If this is in Scotland I can maybe be of help going through the reporting system? You may have already got it in hand of course!
I do live in Scotland. I thank you for the offer of help. However, I do not wish to make a complaint. One reason is that I do not want to become involved in a long legal wrangle. I do not think that would be productive. It would also take up more energy than I have right now.
What I found out is that the NHS is no different to any other organisation, all are equally bad and getting worse. I used to be a teacher and in the NHS I saw the same symptoms of decline as I have seen in teaching as well as in many other walks of life. So instead of formally complaining, I think that writing about my experiences such as in forums is more useful. I am also writing about my hospital experiences as part of a larger piece of writing that I hope sometime to get published.
As I said, the experience of hospital was a real eye opener. For example, I had thought to feel secure, to feel looked after, in hospital. Not a bit of it.

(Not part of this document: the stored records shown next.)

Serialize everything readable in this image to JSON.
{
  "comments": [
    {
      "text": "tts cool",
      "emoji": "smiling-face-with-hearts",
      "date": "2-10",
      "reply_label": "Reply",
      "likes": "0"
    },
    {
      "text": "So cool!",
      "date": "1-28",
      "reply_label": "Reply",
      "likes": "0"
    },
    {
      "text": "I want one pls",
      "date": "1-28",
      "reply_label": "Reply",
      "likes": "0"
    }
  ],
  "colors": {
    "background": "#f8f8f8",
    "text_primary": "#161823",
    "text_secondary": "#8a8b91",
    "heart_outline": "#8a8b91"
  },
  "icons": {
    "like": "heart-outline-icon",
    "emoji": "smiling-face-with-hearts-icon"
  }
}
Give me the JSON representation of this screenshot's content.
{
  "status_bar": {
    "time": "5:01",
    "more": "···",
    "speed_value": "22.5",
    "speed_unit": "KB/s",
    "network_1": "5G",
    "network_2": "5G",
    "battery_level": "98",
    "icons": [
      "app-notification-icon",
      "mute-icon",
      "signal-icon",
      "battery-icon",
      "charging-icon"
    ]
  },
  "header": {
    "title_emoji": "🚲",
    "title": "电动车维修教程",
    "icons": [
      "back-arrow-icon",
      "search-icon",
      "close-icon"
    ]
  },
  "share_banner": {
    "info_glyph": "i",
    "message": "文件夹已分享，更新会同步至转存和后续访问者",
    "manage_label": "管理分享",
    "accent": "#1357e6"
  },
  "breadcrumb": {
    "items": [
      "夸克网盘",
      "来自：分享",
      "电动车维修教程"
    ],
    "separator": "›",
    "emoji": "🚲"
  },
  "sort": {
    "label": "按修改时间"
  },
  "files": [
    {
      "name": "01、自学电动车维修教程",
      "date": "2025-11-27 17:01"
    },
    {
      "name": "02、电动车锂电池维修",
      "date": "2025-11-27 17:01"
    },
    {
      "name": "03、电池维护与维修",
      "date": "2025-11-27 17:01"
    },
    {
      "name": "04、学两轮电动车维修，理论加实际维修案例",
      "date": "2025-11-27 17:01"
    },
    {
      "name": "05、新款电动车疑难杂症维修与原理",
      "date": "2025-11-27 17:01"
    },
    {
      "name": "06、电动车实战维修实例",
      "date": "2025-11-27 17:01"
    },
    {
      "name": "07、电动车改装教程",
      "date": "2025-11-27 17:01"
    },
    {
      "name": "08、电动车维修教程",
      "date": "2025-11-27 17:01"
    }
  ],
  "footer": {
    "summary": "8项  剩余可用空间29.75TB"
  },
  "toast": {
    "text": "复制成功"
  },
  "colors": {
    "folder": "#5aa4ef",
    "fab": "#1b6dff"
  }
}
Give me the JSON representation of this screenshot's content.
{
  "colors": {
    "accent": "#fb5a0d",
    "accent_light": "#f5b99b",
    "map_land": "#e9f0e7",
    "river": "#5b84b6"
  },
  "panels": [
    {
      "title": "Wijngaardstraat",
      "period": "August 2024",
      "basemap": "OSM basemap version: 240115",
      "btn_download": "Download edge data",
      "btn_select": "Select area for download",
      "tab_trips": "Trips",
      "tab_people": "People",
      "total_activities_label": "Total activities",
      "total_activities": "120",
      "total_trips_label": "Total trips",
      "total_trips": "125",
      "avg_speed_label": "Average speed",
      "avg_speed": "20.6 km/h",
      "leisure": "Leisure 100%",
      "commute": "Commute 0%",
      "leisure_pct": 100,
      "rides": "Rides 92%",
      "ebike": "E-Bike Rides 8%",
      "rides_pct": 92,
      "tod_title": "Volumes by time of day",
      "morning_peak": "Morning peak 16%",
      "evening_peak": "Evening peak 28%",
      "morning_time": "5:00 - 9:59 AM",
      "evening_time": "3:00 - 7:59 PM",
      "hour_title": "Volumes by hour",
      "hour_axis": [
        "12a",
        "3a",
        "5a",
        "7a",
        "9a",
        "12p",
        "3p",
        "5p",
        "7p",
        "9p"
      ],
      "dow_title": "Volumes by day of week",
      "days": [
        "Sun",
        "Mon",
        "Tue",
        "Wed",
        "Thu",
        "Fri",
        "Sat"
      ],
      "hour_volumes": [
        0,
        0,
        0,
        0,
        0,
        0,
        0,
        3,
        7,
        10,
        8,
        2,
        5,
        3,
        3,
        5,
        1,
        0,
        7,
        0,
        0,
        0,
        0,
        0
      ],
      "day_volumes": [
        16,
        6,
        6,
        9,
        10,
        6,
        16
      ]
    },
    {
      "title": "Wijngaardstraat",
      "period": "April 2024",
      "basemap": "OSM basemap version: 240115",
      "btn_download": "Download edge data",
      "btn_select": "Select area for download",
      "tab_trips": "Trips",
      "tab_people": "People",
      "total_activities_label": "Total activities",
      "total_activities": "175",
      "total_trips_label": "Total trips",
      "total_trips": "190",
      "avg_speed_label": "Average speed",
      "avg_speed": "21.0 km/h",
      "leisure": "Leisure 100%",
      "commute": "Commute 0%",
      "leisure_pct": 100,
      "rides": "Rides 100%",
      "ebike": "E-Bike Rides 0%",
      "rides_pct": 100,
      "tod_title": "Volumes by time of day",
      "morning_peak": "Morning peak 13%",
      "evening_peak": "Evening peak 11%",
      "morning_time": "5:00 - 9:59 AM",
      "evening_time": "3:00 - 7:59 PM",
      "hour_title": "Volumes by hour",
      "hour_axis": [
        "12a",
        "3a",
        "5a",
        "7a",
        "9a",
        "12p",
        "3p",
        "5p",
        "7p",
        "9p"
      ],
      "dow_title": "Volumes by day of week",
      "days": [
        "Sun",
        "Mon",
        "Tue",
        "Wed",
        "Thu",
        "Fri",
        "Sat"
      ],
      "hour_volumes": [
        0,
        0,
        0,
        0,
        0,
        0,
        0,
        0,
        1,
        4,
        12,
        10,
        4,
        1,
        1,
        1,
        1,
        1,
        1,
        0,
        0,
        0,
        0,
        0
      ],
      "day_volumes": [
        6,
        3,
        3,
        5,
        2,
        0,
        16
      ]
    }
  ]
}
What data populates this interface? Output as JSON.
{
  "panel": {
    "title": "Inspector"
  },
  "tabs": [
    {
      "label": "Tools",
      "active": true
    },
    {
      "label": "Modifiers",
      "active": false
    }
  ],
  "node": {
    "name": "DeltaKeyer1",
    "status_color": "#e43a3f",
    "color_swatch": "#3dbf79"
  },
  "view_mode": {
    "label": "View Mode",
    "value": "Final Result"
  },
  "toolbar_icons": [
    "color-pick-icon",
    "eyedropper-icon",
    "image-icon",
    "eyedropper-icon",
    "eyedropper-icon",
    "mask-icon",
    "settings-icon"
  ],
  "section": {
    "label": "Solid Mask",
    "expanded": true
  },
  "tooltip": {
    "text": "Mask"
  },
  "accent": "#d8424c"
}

In the big hospital wards comprised individual patient rooms. The resulting isolation made one feel very, very vulnerable, as did the frequent upheaval of being moved to a new ward every couple of days. Also, the individual rooms had a windowed corridor-wall where anyone wandering the corridors could look in and see the patient. (At times I did feel a bit like a zoo animal when there were lots of visitors around.) That was mostly ok since I needed to be able to see the comings and goings to feel less isolated. However, on one occasion, being too weak to clean myself properly after enduring a particularly lengthy and unpleasant session on the toilet, I returned, exhausted, to my bed. My clothing and person were soiled and not wanting to soil my bed as well, I lay on my bed face down. There I waited until I could get some strength back to reach for the bell and call a nurse. I had on a pair of hospital net knickers and an open-at-the-back hospital gown which must have been open for suddenly a nurse barged into the room. She had seen me from the corridor. Far from asking me if anything was wrong, she angrily accused me of exposing myself. She made me feel as if I had done something wrong, as if I was a pervert or something. When I told her that I was too exhausted and weak to clean myself she did clean me up. Yet despite my explanation, she showed me no sympathy. She didn’t make a very good job of cleaning me up either, for when I got some strength back I had to go into the bathroom and clean up again - as well as I was able, that is.
The cottage hospital especially had no provision for patients without (a) money and (b) next of kin. For example, since I had no next of kin to visit me, I had no one to do my laundry. I had to wash my own clothes, in secret, and surreptitiously dry them over radiators etc. (I did not want to risk drawing the nurses’ attention to my laundry – they could be very hostile – hence my secrecy.) If any nurse did realise that I was having to do my own laundry, then s/he never let on. Yet surely they must have known since I had no visitors. Even though the hospital had a washing machine and tumbler drier, I was never offered the use of them. Also, unlike the big hospital, the cottage hospital did not provide patients with essentials like toothpaste and toothbrush. I had no money to buy any. Even if I did have money, there was no one I could ask to buy me toiletries. I ran out of toothpaste 2 days before discharge, and that after eking out my supply to make it last as long as possible.
Water was another contentious issue. I, and the other patients, had tremendous difficulty getting the nurses to supply us with water. In the end, myself and another patient went to the water cooler to get our own. We even got water for other some of the other patients.